From Ulmer’s Broker-Dealer Law Corner Blog
By Alan M. Wolper
I have written a few times about FINRA’s ceaseless interest in bringing cases against registered reps who fail to update their Form U-4 in a timely manner to disclose the fact that a tax lien has been filed against them. Or several tax liens. The problem with these cases is not so much the sanctions that FINRA imposes, as they tend to be fairly modest, e.g., a fine of $5,000 or less plus a suspension, maybe of 30 or 60 days in length. No, the problem is that FINRA often likes to characterize these failures as “willful,” which results in the registered rep being statutorily disqualified from continuing to work in the securities industry, necessitating the filing of a MC-400 application to seek FINRA’s approval to remain a registered rep notwithstanding the modest nature of the rule violation.
Well, this week, FINRA accepted a very interesting AWC from J.P. Morgan Chase, which included a $1.1 million fine, as a result of the fact that JPMC failed to update the Forms U-5 of 89 former registered representatives, over a six-year period, to disclose the fact that these RRs were the subject of an internal review concerning allegations that they had misappropriated or transmitted “proprietary Firm information,” took customer information in connection with the transfer to another broker-dealer, or violated some “investment-related banking industry standard of conduct.” A repeat violation for the firm, too.
Eighty-nine failures to update Form U-5 in a timely manner, over six years. But, guess what? FINRA did not consider this to have been willful! Thus, unlike all those poor RRs who failed maybe ONCE to update their U-4 to disclose a tax lien who FINRA insisted did act willfully, and were, thus, statutorily disqualified, that was not the case of the firm here.
And, look, this was hardly a ticky-tack AWC. JPMC paid $1.1 million, and for good reason, it seems. The misconduct that JPMC failed to disclose was serious. Thirteen of the RRs had “misappropriated funds from banking customers.” Another five misappropriated funds from JPMC. Other RRs were alleged to have “engaged in structuring or other suspicious activity, falsified, forged or altered bank-related documents, engaged in unauthorized trading, made unsuitable recommendations, engaged in selling away or undisclosed outside business activities, and borrowed from customers.” A vertiable murder’s row of sales practice violations.
On top of that, because the firm failed to make these disclosures, by the time FINRA found out about the alleged misconduct, it had lost jurisdiction over more than 30 of the RRs (because more than two years had elapsed), thus precluding it from taking any disciplinary action against them. Another 36 RRs who are still in the securities industry had already changed broker-dealers, preventing both FINRA and the new employers from adequately reviewing their applications for registration.
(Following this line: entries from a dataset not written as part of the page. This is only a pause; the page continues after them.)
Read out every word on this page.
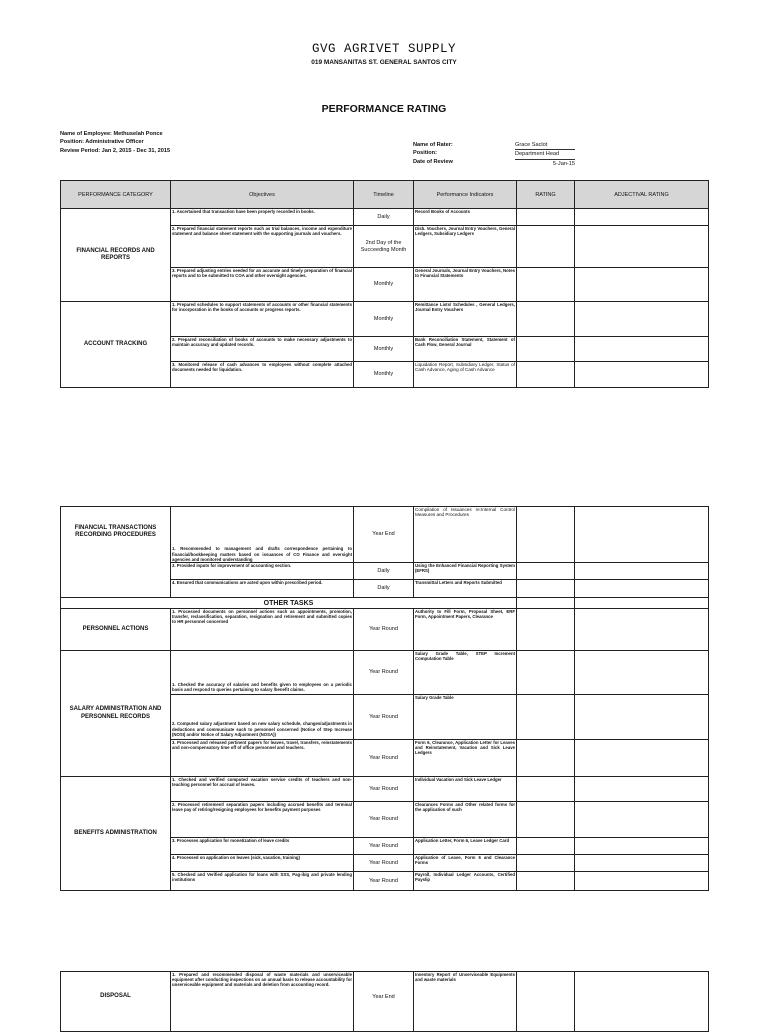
GVG AGRIVET SUPPLY
019 MANSANITAS ST. GENERAL SANTOS CITY
PERFORMANCE RATING
Name of Employee: Methuselah Ponce
Position: Administrative Officer
Review Period: Jan 2, 2015 - Dec 31, 2015
Name of Rater:
Position:
Date of Review
Grace Saclot
Department Head
5-Jan-15
PERFORMANCE CATEGORY	Objectives	Timeline	Performance Indicators	RATING	ADJECTIVAL RATING
FINANCIAL RECORDS AND REPORTS	1. Ascertained that transaction have been properly recorded in books.	Daily	Record Books of Accounts		
	2. Prepared financial statement reports such as trial balances, income and expenditure statement and balance sheet statement with the supporting journals and vouchers.	2nd Day of the Succeeding Month	Disb. Vouchers, Journal Entry Vouchers, General Ledgers, Subsidiary Ledgers		
	3. Prepared adjusting entries needed for an accurate and timely preparation of financial reports and to be submitted to COA and other oversight agencies.	Monthly	General Journals, Journal Entry Vouchers, Notes to Financial Statements		
ACCOUNT TRACKING	1. Prepared schedules to support statements of accounts or other financial statements for incorporation in the books of accounts or progress reports.	Monthly	Remittance Lists/ Schedules , General Ledgers, Journal Entry Vouchers		
	2. Prepared reconciliation of books of accounts to make necessary adjustments to maintain accuracy and updated records.	Monthly	Bank Reconciliation Statement, Statement of Cash Flow, General Journal		
	3. Monitored release of cash advances to employees without complete attached documents needed for liquidation.	Monthly	Liquidation Report, Subsidiary Ledger, Status of Cash Advance, Aging of Cash Advance		
FINANCIAL TRANSACTIONS RECORDING PROCEDURES	1. Recommended to management and drafts correspondence pertaining to financial/bookkeeping matters based on issuances of CO Finance and oversight agencies and monitored understanding	Year End	Compilation of Issuances re:Internal Control Measures and Procedures		
	3. Provided inputs for improvement of accounting section.	Daily	Using the Enhanced Financial Reporting System (EFRS)		
	4. Ensured that communications are acted upon within prescribed period.	Daily	Transmittal Letters and Reports Submitted		
OTHER TASKS					
PERSONNEL ACTIONS	1. Processed documents on personnel actions such as appointments, promotion, transfer, reclassification, separation, resignation and retirement and submitted copies to HR personnel concerned	Year Round	Authority to Fill Form, Proposal Sheet, ERF Form, Appointment Papers, Clearance		
SALARY ADMINISTRATION AND PERSONNEL RECORDS	1. Checked the accuracy of salaries and benefits given to employees on a periodic basis and respond to queries pertaining to salary /benefit claims.	Year Round	Salary Grade Table, STEP Increment Computation Table		
	2. Computed salary adjustment based on new salary schedule, changes/adjustments in deductions and communicate such to personnel concerned (Notice of Step Increase (NOSI) and/or Notice of Salary Adjustment (NOSA))	Year Round	Salary Grade Table		
	3. Processed and released pertinent papers for leaves, travel, transfers, reinstatements and non-compensatory time off of office personnel and teachers.	Year Round	Form 6, Clearance, Application Letter for Leaves and Reinstatement, Vacation and Sick Leave Ledgers		
BENEFITS ADMINISTRATION	1. Checked and verified computed vacation service credits of teachers and non-teaching personnel for accrual of leaves.	Year Round	Individual Vacation and Sick Leave Ledger		
	2. Processed retirement/ separation papers including accrued benefits and terminal leave pay of retiring/resigning employees for benefits payment purposes	Year Round	Clearances Forms and Other related forms for the application of such		
	3. Processes application for monetization of leave credits	Year Round	Application Letter, Form 6, Leave Ledger Card		
	4. Processed on application on leaves (sick, vacation, training)	Year Round	Application of Leave, Form 6 and Clearance Forms		
	5. Checked and Verified application for loans with SSS, Pag-ibig and private lending institutions	Year Round	Payroll, Individual Ledger Accounts, Certified Payslip		
DISPOSAL	1. Prepared and recommended disposal of waste materials and unserviceable equipment after conducting inspections on an annual basis to release accountability for unserviceable equipment and materials and deletion from accounting record.	Year End	Inventory Report of Unserviceable Equipments and waste materials		
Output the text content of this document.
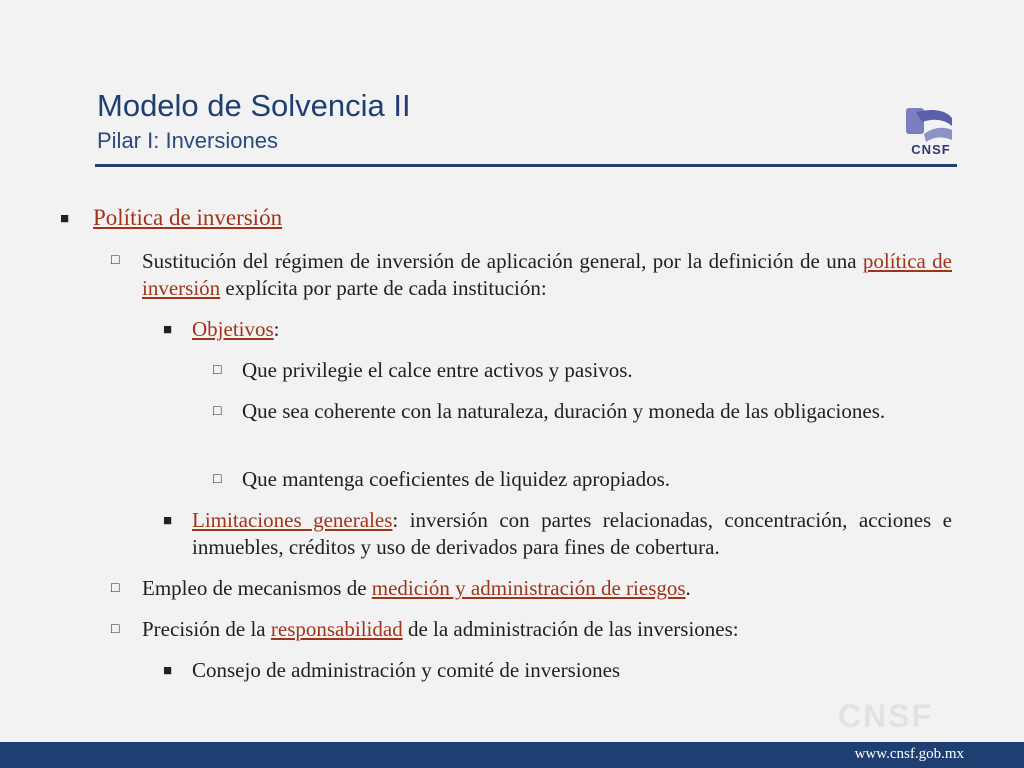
Modelo de Solvencia II
Pilar I: Inversiones	CNSF
■ Política de inversión
□ Sustitución del régimen de inversión de aplicación general, por la definición de una política de inversión explícita por parte de cada institución:
■ Objetivos:
□ Que privilegie el calce entre activos y pasivos.
□ Que sea coherente con la naturaleza, duración y moneda de las obligaciones.
□ Que mantenga coeficientes de liquidez apropiados.
■ Limitaciones generales: inversión con partes relacionadas, concentración, acciones e inmuebles, créditos y uso de derivados para fines de cobertura.
□ Empleo de mecanismos de medición y administración de riesgos.
□ Precisión de la responsabilidad de la administración de las inversiones:
■ Consejo de administración y comité de inversiones
CNSF
www.cnsf.gob.mx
I cannot even begin to tell you the number of times I have argued with some FINRA Enforcement lawyer, or a hearing panel, about the issue of willfulness. It is, sadly, abundantly clear that there is zero consistency from case-to-case, from lawyer-to-lawyer. It always comes down to “prosecutorial discretion,” which is vast and nearly unassailable. What does that mean in real life? It means it is impossible to predict with any real sense of accuracy how a case is going to be charged, and the inability to make that determination spells trouble for respondents, who remain at FINRA’s mercy.
I don’t want to over-generalize anything from one AWC, but let’s just say that there are those among us who are of the view that at least one thing IS predictable, and that is disparate treatment by FINRA between big BDs and small BDs, or, similarly, between big BDs and individuals who work for small BDs. I didn’t handle this case for JPMC, so I don’t know what transpired during the negotiations that led to the AWC. Which means I don’t know if FINRA initially wanted to charge the extended failure here to update the RRs’ Forms U-5 as willful and was later convinced to change its mind, or if, for some reason, FINRA never characterized the failure as willful. Regardless, it is fascinating to speculate what FINRA would have done if this was a small firm and not JPMC.
 According to the AWC, while all the RRs were registered with JPMC, most were associated with the firm’s bank affiliate.